Central Brisbane site used to launch Queensland’s Year of Horticulture

Brisbane’s Queens Gardens was transformed into a temporary pineapple plantation this morning (3 February).

A pop-up pineapple plantation at Queens Gardens in Brisbane

Image: Facebook: Mark Furner, MP for Ferny Grove

The site was used to launch Queensland’s Year of Horticulture campaign.

Organised by industry body Queensland Fruit & Vegetable Growers (QFVG) the pineapple is the first product to be highlighted as part of the year-long campaign.

“This kick-off event is dedicated to pineapples due to the immense impact to the growers as a result of last year’s weather event,” said QFVG chief executive Rachel Chambers.

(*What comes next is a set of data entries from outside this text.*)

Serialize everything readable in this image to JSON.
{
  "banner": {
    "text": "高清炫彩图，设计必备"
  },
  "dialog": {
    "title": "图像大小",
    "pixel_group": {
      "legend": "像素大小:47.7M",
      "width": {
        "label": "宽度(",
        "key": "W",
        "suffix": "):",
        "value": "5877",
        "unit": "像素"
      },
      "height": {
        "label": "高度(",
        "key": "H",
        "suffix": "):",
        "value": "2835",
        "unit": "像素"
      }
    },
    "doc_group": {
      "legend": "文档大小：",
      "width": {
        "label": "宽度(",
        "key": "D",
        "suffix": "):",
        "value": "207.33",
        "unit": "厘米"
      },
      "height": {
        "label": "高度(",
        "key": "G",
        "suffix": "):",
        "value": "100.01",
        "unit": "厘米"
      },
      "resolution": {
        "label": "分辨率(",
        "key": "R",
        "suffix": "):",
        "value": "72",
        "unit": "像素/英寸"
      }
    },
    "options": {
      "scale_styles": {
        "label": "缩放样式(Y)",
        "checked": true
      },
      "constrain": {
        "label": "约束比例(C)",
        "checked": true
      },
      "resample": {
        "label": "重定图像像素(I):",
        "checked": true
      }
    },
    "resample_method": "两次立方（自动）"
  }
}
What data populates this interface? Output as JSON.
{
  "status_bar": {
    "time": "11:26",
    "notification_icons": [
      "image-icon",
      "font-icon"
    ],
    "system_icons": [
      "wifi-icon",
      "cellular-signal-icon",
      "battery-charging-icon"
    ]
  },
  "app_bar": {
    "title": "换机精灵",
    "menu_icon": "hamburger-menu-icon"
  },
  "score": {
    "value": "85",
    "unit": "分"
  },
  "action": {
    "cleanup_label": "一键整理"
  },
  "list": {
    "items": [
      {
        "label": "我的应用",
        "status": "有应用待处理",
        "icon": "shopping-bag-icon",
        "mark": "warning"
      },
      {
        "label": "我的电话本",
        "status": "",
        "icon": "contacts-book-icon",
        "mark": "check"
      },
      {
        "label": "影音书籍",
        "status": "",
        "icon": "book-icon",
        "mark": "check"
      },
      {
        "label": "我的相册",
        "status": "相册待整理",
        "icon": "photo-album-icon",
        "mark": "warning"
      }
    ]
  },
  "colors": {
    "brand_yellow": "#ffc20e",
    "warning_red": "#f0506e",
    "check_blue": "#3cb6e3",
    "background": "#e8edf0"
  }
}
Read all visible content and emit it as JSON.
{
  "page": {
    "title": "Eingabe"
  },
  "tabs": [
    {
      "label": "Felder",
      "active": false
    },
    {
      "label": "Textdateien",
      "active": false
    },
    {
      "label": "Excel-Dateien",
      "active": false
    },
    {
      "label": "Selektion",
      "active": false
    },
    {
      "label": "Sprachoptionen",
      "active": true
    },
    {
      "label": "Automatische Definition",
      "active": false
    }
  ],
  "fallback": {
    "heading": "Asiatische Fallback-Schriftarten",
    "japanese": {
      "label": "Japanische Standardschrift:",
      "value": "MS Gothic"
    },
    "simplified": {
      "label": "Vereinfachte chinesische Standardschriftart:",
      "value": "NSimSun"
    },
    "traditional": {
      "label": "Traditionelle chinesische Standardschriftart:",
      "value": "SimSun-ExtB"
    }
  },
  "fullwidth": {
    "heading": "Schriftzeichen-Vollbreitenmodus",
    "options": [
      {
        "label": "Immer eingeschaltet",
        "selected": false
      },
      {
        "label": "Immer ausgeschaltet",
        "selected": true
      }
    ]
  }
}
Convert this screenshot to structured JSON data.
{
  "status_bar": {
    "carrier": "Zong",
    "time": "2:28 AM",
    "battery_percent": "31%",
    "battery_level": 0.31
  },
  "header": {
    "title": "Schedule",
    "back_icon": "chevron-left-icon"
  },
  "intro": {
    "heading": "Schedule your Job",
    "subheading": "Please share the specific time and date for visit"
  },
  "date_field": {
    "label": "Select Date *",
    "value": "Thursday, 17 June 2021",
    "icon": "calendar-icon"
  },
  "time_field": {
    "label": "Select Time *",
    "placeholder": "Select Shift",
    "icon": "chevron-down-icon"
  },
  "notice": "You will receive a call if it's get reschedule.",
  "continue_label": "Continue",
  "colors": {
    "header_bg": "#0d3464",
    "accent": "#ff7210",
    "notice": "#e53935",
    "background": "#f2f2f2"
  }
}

“The unseasonal temperatures and huge rainfall caused the majority of plants in the South-East (and some into Central Queensland) to flower at the same time meaning growers are picking their entire crop right now, instead of picking throughout the year.”

The pop-up pineapple plot in Queens Gardens was recreated from historical documents.

“On 10 February 1842 Governor Gipps declared Moreton Bay open for free settlement,” Chambers said. “A map drawn in 1844 by CF Gerler shows a pineapple garden known as ‘Slates Pineapple Garden’ where Treasury Brisbane now sits.

“Today, Queensland grows 99 per cent of the nation’s pineapples, worth more than A$45m.

“By activating places and spaces that are no longer synonymous with horticulture we can heighten awareness amongst consumers of the immense history and the important part this industry has played, and will continue to play, in our state’s economy and way of life.”

The Year of Horticulture aims to raise awareness of the state’s 104 various fruit, vegetable and nut crops.

“Over the next 12 months we will celebrate all things horticulture; educate consumers, retailers, and the next generation of growers; and advocate strongly and loudly for an industry none of us can live without,” Chambers said.

“While we will be having fun, there is a serious side and we want it be a year that all that participate in the horticulture industry can be proud of.”

QFVG’s new arm

Queensland Fruit & Vegetable Growers ­– which has traded under the name Growcom since 2004 – also launched its new advocacy and engagement arm, Horticulture Queensland, today (3 February).

Chambers said the new direction was driven by member feedback.

“Our members have spoken, and we’ve listened,” Chambers said. “Our members rightfully expect loud, strong, and brave advocacy which fundamentally requires a different structure to the delivery of projects and programmes. Because of this feedback we have decided to run two unique divisions of QFVG to reflect its two distinct functions.

“The easiest way to think of the new structure is to think of QFVG as the head – it’s the board, the employer of staff, and the legal entity. Horticulture Queensland is our new dedicated advocacy arm, while Growcom will be retained to serve as the programs and projects delivery arm. One head, two arms.”

Chambers said existing Growcom memberships would automatically transfer over to Horticulture Queensland, while participants in Growcom’s programmes and projects would remain unchange.